Greg Lemond at Circuit of the Americas in Austin, Texas in 2012.
Greg Lemond was one of the most popular professional cyclists during his career. He won three Tour de France titles, two World Championships, and an Olympic gold medal. His aggressive riding style and attacking tactics made him a fan favorite. After he retired from racing, he became involved in promoting cycling as a recreational sport for people of all ages and abilities. He also started the LeMond brand which produces high-quality bicycles and gear. Greg Lemond is considered one of the greatest cyclists of all time and his legacy continues to inspire new generations of riders.
A young Lemond (left) with another cycling legend and teammate, Bernard Hinault (right) at the 1986 Tour de France, Hinault wore the yellow jersey 79 times before this event and even held it until stage 17. But Lemond won the general classification and marked a new era, after this event Hinault would never attain the general classification jersey again.
Since his retirement from professional cycling in 1994, Greg LeMond has been involved in a number of philanthropic endeavors. In 2007, he joined the board of 1in6.org as a founding member, a non-profit organization that seeks to improve the lives of men that suffered childhood traumas. Lemond also started the LeMond Cycling Foundation Training Academy, a training program for young riders. He is also an active advocate for safer cycling conditions and was instrumental in getting inducted into the U.S. Bicycling Hall of Fame in 1996, soon after retiring from the sport which made him world-renowned. All of these achievements have endeared him to fans who appreciate his commitment to giving back to society what it gave him.

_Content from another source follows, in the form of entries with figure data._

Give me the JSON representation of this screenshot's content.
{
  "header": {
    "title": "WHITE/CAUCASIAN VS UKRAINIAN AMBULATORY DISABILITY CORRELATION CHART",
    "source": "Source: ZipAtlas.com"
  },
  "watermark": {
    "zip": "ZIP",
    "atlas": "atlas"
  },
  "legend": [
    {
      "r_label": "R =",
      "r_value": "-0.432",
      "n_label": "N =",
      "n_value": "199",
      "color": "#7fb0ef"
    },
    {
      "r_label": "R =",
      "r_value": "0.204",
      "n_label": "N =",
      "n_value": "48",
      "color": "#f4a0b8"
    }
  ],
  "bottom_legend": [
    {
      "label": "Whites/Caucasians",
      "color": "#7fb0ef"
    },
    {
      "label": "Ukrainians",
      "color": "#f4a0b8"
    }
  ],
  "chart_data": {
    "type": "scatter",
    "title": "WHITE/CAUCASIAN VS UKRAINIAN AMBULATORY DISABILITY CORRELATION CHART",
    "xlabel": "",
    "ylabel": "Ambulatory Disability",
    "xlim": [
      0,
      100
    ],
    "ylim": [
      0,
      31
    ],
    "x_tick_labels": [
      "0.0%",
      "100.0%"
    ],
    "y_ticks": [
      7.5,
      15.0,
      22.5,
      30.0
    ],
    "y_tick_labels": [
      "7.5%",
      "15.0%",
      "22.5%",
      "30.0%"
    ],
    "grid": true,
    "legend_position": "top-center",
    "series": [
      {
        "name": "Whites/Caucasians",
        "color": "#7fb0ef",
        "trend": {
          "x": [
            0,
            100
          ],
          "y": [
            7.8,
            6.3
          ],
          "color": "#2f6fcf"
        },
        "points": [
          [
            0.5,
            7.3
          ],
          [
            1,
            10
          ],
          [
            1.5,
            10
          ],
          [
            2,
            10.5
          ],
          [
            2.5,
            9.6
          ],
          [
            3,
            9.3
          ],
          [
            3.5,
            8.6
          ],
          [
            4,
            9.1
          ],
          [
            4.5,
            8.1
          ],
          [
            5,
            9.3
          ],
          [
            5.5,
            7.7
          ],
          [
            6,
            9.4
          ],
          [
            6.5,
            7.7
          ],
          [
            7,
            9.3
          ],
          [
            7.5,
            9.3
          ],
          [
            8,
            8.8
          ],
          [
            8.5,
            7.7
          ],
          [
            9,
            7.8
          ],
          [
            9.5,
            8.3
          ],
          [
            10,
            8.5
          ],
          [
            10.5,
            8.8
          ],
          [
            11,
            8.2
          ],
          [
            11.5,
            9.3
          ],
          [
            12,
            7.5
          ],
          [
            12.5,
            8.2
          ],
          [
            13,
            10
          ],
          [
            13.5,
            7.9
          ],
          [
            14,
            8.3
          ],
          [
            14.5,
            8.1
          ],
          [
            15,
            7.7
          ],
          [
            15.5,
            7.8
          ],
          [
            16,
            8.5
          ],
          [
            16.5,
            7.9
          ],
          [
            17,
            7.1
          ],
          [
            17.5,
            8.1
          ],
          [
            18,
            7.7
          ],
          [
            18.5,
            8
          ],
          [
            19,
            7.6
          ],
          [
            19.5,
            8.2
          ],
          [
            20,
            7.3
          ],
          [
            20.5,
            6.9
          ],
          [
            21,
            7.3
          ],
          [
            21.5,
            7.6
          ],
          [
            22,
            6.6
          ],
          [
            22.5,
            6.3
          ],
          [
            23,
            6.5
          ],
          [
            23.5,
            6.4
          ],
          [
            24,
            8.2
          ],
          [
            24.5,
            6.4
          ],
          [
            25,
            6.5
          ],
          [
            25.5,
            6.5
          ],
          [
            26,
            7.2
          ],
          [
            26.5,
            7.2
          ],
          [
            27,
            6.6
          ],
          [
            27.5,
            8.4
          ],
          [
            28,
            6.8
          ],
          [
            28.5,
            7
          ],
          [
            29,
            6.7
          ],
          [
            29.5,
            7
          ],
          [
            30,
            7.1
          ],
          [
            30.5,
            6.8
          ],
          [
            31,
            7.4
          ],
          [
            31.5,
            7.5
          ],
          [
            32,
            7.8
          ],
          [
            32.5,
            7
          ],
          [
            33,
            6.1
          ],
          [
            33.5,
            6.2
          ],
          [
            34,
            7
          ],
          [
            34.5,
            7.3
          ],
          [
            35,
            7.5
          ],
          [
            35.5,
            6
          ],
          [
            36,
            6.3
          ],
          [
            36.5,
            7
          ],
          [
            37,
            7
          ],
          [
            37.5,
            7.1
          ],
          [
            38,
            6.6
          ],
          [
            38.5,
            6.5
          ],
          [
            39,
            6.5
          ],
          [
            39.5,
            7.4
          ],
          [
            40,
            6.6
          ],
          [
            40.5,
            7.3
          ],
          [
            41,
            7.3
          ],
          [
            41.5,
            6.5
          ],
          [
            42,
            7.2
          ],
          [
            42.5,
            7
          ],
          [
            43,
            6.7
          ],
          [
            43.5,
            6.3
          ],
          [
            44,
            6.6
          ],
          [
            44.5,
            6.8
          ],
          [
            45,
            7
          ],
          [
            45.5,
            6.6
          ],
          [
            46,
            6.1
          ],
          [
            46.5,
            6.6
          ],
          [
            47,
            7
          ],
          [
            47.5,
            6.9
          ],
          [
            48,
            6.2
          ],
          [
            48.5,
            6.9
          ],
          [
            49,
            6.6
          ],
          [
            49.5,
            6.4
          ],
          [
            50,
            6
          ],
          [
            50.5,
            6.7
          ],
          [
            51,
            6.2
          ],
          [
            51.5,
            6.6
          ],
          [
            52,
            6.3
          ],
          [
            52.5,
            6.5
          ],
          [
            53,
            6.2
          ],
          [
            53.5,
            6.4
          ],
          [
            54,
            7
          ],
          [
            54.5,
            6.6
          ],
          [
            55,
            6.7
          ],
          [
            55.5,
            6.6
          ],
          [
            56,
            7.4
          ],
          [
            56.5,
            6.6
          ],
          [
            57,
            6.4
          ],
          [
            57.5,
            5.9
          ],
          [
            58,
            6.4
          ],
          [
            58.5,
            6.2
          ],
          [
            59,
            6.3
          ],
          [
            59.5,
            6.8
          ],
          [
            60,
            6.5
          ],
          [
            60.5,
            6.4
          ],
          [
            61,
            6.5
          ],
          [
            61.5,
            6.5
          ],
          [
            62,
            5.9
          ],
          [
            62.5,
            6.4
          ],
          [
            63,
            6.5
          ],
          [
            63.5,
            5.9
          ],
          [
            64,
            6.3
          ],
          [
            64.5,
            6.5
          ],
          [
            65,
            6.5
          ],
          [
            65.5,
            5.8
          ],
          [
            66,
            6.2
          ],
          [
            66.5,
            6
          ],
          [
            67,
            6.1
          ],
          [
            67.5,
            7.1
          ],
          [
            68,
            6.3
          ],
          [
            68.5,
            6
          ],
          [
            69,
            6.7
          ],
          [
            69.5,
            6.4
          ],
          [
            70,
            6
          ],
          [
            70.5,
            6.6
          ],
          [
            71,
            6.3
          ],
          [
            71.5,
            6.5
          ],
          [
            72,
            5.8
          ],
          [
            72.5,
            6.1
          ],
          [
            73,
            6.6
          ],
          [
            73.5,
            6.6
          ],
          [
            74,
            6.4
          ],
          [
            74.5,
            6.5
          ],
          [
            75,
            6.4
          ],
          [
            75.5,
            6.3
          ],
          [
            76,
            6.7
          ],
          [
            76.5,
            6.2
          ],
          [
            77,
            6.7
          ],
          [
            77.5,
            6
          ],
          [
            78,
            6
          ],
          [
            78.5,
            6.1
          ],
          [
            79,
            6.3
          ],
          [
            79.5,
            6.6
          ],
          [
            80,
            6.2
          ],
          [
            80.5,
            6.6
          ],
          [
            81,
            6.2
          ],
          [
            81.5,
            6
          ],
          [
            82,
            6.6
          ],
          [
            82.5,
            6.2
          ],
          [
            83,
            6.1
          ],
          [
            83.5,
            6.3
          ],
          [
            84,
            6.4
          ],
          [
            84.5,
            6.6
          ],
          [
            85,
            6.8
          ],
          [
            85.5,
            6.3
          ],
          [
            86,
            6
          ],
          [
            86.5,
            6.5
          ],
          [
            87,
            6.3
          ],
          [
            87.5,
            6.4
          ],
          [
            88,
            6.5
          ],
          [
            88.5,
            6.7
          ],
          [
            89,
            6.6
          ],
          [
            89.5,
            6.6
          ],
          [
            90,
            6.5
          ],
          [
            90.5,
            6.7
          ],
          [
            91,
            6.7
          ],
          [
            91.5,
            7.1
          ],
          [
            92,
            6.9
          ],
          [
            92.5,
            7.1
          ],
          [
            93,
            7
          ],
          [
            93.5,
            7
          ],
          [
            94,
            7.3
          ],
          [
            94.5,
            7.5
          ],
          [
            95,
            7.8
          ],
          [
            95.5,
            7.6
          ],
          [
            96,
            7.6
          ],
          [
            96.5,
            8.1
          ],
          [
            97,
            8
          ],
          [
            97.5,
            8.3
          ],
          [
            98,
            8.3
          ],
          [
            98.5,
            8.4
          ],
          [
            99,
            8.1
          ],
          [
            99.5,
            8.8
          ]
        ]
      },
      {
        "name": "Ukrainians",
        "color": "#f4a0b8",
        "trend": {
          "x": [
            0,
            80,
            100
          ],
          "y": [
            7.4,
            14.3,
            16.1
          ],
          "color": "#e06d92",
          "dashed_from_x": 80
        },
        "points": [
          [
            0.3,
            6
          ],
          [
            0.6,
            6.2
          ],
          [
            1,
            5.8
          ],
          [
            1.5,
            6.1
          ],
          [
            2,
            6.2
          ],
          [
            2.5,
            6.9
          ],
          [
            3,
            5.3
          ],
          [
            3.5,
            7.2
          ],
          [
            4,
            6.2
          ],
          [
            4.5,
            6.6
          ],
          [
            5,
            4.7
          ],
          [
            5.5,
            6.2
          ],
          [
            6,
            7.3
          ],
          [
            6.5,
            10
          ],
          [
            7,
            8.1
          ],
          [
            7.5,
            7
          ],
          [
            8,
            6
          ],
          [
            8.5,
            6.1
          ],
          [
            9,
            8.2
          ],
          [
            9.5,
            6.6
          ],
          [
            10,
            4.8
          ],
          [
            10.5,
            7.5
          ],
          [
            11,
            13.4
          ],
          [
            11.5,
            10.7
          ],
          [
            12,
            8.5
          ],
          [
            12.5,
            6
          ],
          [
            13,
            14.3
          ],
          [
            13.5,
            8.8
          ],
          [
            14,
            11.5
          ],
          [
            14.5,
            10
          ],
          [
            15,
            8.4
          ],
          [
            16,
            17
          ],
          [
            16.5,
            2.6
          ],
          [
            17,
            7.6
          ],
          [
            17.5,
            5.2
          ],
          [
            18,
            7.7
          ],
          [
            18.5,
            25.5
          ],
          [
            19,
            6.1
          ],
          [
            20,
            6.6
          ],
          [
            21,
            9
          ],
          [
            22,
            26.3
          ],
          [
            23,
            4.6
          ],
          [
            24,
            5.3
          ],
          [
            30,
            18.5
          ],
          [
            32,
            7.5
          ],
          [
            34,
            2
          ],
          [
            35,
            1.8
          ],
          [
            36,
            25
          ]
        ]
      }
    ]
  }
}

In a statement on his own website, Lemond stated, "No one ever wants to hear the word cancer but, admittedly, there is a great relief, now, to know why I was feeling poorly," wrote LeMond, 60. "My doctors and I have decided on a treatment which will begin this week. I should be feeling better in a few weeks and for the near future, my daily schedule will be altered only a little and I have been told that in a few months, I should be in remission.”
As the most successful American cyclist in history, Greg LeMond’s impact on the sport is immeasurable. His story is one of grit and determination, from his humble beginnings in Reno, Nevada to his three Tour de France victories. We wish him all the best in his fight against this disease.